Considering the millions of research papers and reports from open domains such as biomedicine, agriculture, and manufacturing, it is humanly impossible to keep up with all the findings.
Constantly emerging world events present a similar challenge because they are difficult to track and even harder to analyze without looking into thousands of articles.
To address the problem of relying on human effort in situations such as these, Lifu Huang, an assistant professor in the Department of Computer Science and core faculty at the Sanghani Center for Artificial Intelligence and Data Analytics, is researching how machine learning can extract information without relying on humans.
In his research supported by an National Science Foundation Faculty Early Career Development (CAREER) Award, Huang is developing new paradigms to extract event knowledge from the text of any domain or scenario by transferring existing resources and ontologies from old domains to new ones with no human effort required. This is in contrast to existing approaches for event extraction, which depend heavily on human-labeled data for limited event types that are customized for a particular domain or scenario.
“Our proposed techniques could be used to analyze millions of research papers and reports and turn them into structured knowledge, enabling users to answer any questions they may have without looking into the millions of articles, speed up their discoveries of new patterns or knowledge in their research, and facilitate integration of existing literature into their research,” said Huang.
In the case of emerging events, government agencies would be able to track them more efficiently, analyze them based on structured knowledge without looking into thousands of articles, and inform critical personnel who can then make faster and better decisions.
Another significant contribution of Huang's research is its ability to help preserve local histories.
“About half of the world’s 7,000 languages are endangered and at the risk of becoming extinct. The cultural knowledge and historical events recorded in the data are valuable to local communities. With the proposed techniques in this project, we can identify all the meaningful cultural/historical events in these communities and store or document them into community-specific history books,” Huang said.
And these are just a few examples of benefits, he said. The ultimate goal is to extend applicability to almost any domain.
Two of Huang’s Ph.D. students, Minqian Liu and Sijia Wang, are working with him on the project.

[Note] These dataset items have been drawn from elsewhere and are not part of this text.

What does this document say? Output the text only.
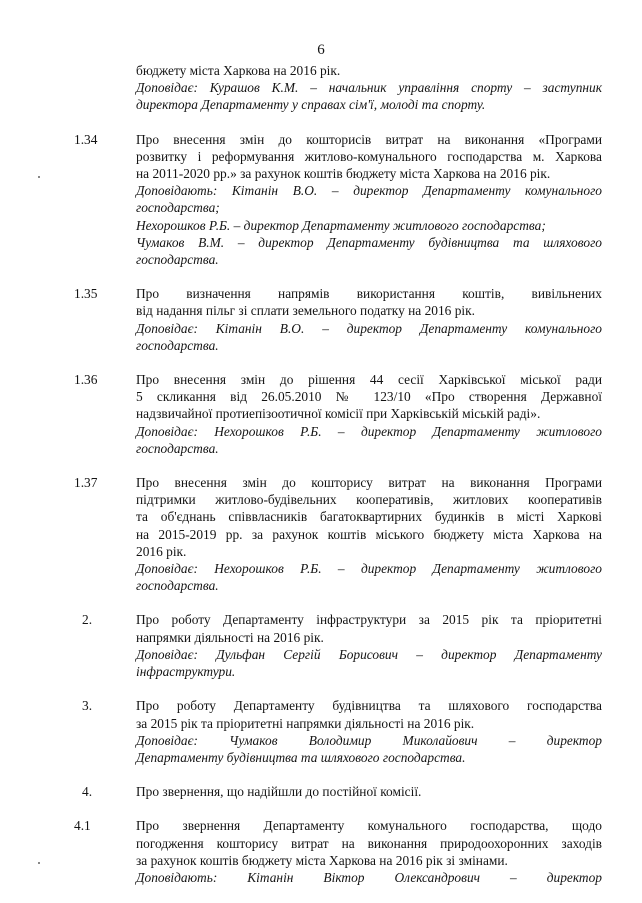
6
бюджету міста Харкова на 2016 рік.
Доповідає: Курашов К.М. – начальник управління спорту – заступник
директора Департаменту у справах сім'ї, молоді та спорту.
1.34	Про внесення змін до кошторисів витрат на виконання «Програми
розвитку і реформування житлово-комунального господарства м. Харкова
на 2011-2020 рр.» за рахунок коштів бюджету міста Харкова на 2016 рік.
Доповідають: Кітанін В.О. – директор Департаменту комунального
господарства;
Нехорошков Р.Б. – директор Департаменту житлового господарства;
Чумаков В.М. – директор Департаменту будівництва та шляхового
господарства.
1.35	Про визначення напрямів використання коштів, вивільнених
від надання пільг зі сплати земельного податку на 2016 рік.
Доповідає: Кітанін В.О. – директор Департаменту комунального
господарства.
1.36	Про внесення змін до рішення 44 сесії Харківської міської ради
5 скликання від 26.05.2010 № 123/10 «Про створення Державної
надзвичайної протиепізоотичної комісії при Харківській міській раді».
Доповідає: Нехорошков Р.Б. – директор Департаменту житлового
господарства.
1.37	Про внесення змін до кошторису витрат на виконання Програми
підтримки житлово-будівельних кооперативів, житлових кооперативів
та об'єднань співвласників багатоквартирних будинків в місті Харкові
на 2015-2019 рр. за рахунок коштів міського бюджету міста Харкова на
2016 рік.
Доповідає: Нехорошков Р.Б. – директор Департаменту житлового
господарства.
2.	Про роботу Департаменту інфраструктури за 2015 рік та пріоритетні
напрямки діяльності на 2016 рік.
Доповідає: Дульфан Сергій Борисович – директор Департаменту
інфраструктури.
3.	Про роботу Департаменту будівництва та шляхового господарства
за 2015 рік та пріоритетні напрямки діяльності на 2016 рік.
Доповідає: Чумаков Володимир Миколайович – директор
Департаменту будівництва та шляхового господарства.
4.	Про звернення, що надійшли до постійної комісії.
4.1	Про звернення Департаменту комунального господарства, щодо
погодження кошторису витрат на виконання природоохоронних заходів
за рахунок коштів бюджету міста Харкова на 2016 рік зі змінами.
Доповідають: Кітанін Віктор Олександрович – директор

Established in 1995, the CAREER award is the National Science Foundation’s most prestigious award supporting early-career faculty with the potential to serve as academic role models in research and education and to lead advances in their organization’s mission.
As part of the award, Huang is planning to expand his educational outreach by partnering with the Center for the Enhancement of Engineering Diversity. He will design hands-on learning activities for pre-college students from diverse underrepresented groups who participate in an annual series of well-established summer camps, including a C-Tech2 program for 50 junior and senior high school girls, two-thirds of whom are from Virginia. Specifically, he is developing a two-to-three-hour interactive Natural Language Processing session.

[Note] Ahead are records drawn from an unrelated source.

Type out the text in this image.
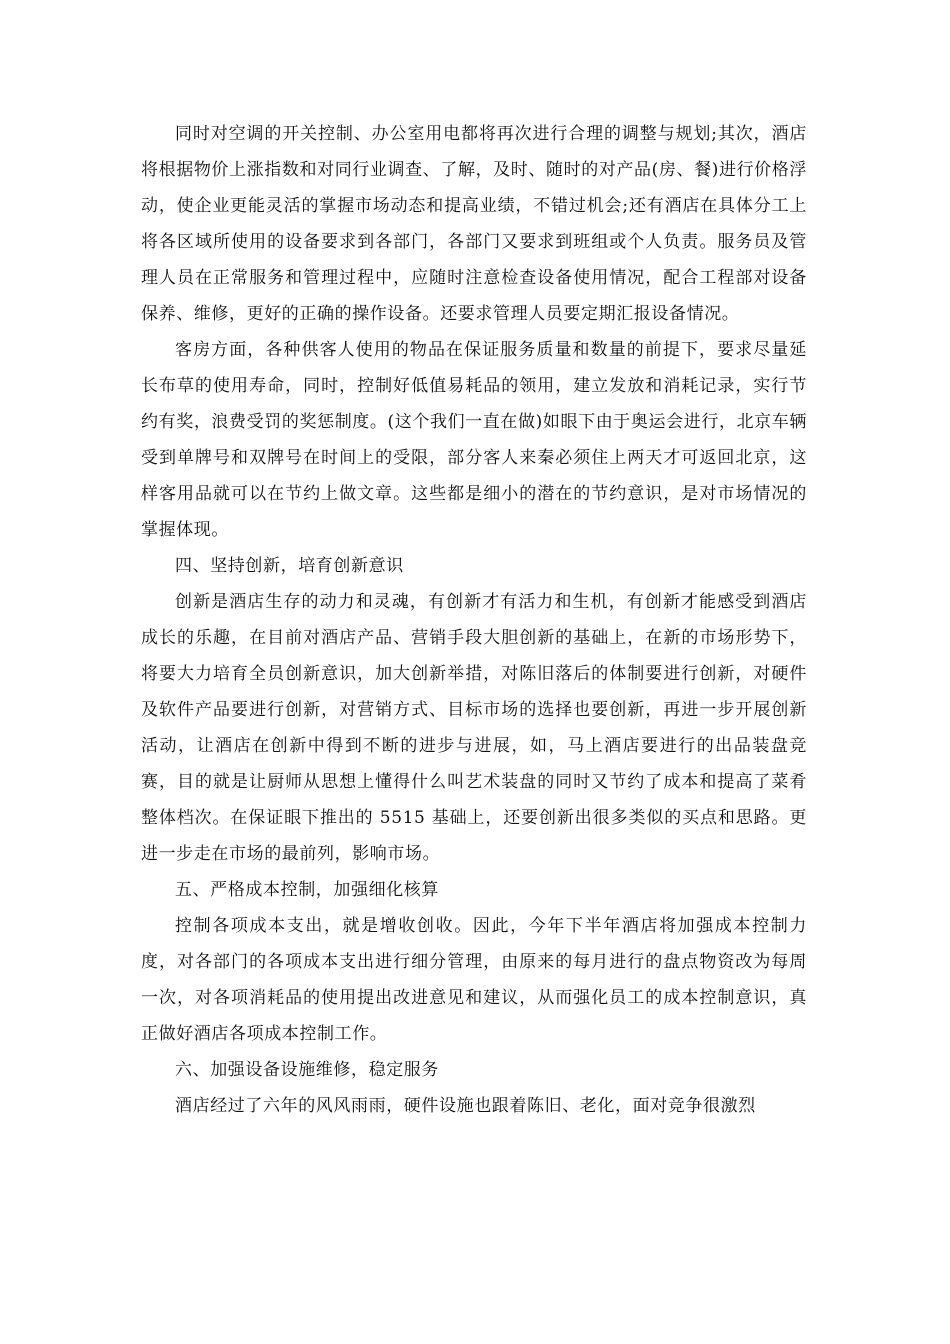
同时对空调的开关控制、办公室用电都将再次进行合理的调整与规划;其次，酒店将根据物价上涨指数和对同行业调查、了解，及时、随时的对产品(房、餐)进行价格浮动，使企业更能灵活的掌握市场动态和提高业绩，不错过机会;还有酒店在具体分工上将各区域所使用的设备要求到各部门，各部门又要求到班组或个人负责。服务员及管理人员在正常服务和管理过程中，应随时注意检查设备使用情况，配合工程部对设备保养、维修，更好的正确的操作设备。还要求管理人员要定期汇报设备情况。

客房方面，各种供客人使用的物品在保证服务质量和数量的前提下，要求尽量延长布草的使用寿命，同时，控制好低值易耗品的领用，建立发放和消耗记录，实行节约有奖，浪费受罚的奖惩制度。(这个我们一直在做)如眼下由于奥运会进行，北京车辆受到单牌号和双牌号在时间上的受限，部分客人来秦必须住上两天才可返回北京，这样客用品就可以在节约上做文章。这些都是细小的潜在的节约意识，是对市场情况的掌握体现。

四、坚持创新，培育创新意识

创新是酒店生存的动力和灵魂，有创新才有活力和生机，有创新才能感受到酒店成长的乐趣，在目前对酒店产品、营销手段大胆创新的基础上，在新的市场形势下，将要大力培育全员创新意识，加大创新举措，对陈旧落后的体制要进行创新，对硬件及软件产品要进行创新，对营销方式、目标市场的选择也要创新，再进一步开展创新活动，让酒店在创新中得到不断的进步与进展，如，马上酒店要进行的出品装盘竞赛，目的就是让厨师从思想上懂得什么叫艺术装盘的同时又节约了成本和提高了菜肴整体档次。在保证眼下推出的 5515 基础上，还要创新出很多类似的买点和思路。更进一步走在市场的最前列，影响市场。

五、严格成本控制，加强细化核算

控制各项成本支出，就是增收创收。因此，今年下半年酒店将加强成本控制力度，对各部门的各项成本支出进行细分管理，由原来的每月进行的盘点物资改为每周一次，对各项消耗品的使用提出改进意见和建议，从而强化员工的成本控制意识，真正做好酒店各项成本控制工作。

六、加强设备设施维修，稳定服务

酒店经过了六年的风风雨雨，硬件设施也跟着陈旧、老化，面对竞争很激烈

Huang will also participate in the Black Engineering Excellence at VT program for 50 rising junior and senior high school students from Martinsville, Richmond, Prince William County, and Franklin City.
Since 2021, Huang has recruited undergraduate students of diverse representation across the country as summer interns. Advised directly by him and mentored by his graduate students, the interns are involved in ongoing research projects in natural language processing and open world event extraction and trained with the basic skills for applied research in machine learning. They also have an opportunity to publish and present their research outcomes at research conferences and symposiums.

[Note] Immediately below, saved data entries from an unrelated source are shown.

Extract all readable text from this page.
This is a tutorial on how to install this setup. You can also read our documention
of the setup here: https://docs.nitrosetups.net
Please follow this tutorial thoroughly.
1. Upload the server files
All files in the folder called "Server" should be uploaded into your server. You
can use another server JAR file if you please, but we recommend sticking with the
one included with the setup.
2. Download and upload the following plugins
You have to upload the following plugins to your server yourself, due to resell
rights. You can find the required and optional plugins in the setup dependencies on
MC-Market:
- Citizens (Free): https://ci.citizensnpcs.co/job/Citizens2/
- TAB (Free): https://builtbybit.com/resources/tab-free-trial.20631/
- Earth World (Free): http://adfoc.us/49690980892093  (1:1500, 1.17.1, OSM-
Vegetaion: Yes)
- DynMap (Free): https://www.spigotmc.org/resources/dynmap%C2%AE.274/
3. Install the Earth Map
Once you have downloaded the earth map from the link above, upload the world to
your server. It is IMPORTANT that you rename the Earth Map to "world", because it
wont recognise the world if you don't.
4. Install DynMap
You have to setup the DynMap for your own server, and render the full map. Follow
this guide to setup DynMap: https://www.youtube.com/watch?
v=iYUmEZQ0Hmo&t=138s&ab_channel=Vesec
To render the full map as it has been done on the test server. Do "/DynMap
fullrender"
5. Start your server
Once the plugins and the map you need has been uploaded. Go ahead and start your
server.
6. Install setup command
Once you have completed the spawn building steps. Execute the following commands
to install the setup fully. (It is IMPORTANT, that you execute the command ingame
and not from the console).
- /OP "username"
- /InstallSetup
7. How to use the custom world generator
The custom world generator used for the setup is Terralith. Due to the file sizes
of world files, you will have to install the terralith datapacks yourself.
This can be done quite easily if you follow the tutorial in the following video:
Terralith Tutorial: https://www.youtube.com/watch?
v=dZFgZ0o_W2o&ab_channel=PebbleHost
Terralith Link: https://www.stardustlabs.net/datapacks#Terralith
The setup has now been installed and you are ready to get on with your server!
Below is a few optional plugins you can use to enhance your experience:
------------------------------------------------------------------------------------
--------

“Working with undergraduate students in these various capacities, I can leverage the techniques and tools developed in my CAREER project to explain challenges in automatic text understanding in the context of real world applications,” said Huang. “I believe such programs contribute to attracting more and more diverse high school students into STEM and computer science early on and, in the long-term, better prepare them for pursuing higher education or STEM job opportunities.”